I rolled down the window on the right-hand side of the car. I opened my jacket, took out the gun. I wrapped my hand around it, curled my finger around the trigger. It was a very strange feeling, holding the gun with a glove on my hand. I could feel it perfectly, but the presence of the glove, a thin layer between flesh and metal, seemed to remove me a little from the picture of violence. The glove rather than my hand was holding the gun. The glove rather than my finger would pull that trigger.

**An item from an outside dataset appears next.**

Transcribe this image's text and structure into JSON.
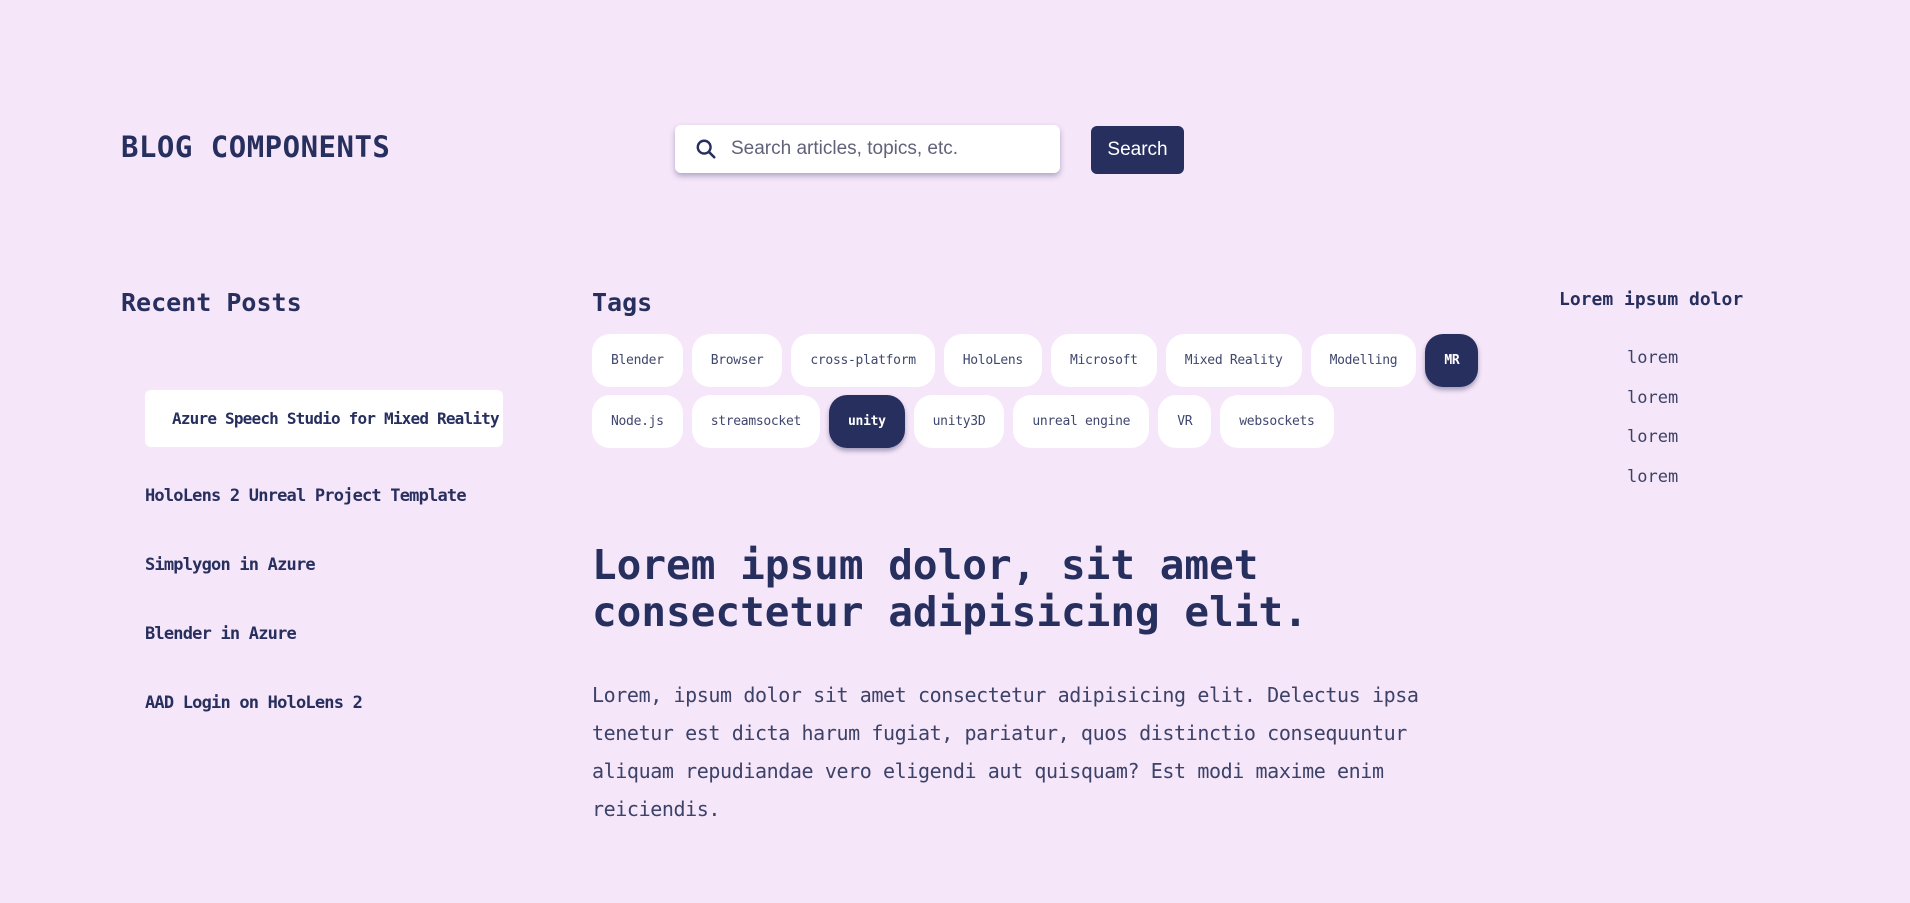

I understood why generals didn’t feel guilty when their pilots bombed civilians. And I was glad I was wearing the gloves.

8:45.

The oak door swung open and I saw him, dressed for work, briefcase tucked neatly under arm. She was seeing him to the door, looking domestic as all hell with her hair in curlers. He turned and they kissed briefly. For some reason I couldn’t begrudge him that last kiss. I was almost glad he was getting the chance to kiss her good-bye. I wondered if they had made love the night before. A few days ago the thought would have sickened me. Now I didn’t mind it at all. It was his last chance. He was welcome to all he could get.

She turned from him. The door closed. I released the emergency brake and threw the car into gear. I did not breathe while he walked down that flagstone path to the sidewalk. She would be in another room now, maybe with one of the maids. Or she would be expecting it, maybe at the window to watch in morbid fascination. I hoped she wasn’t at the window. I didn’t want her to watch.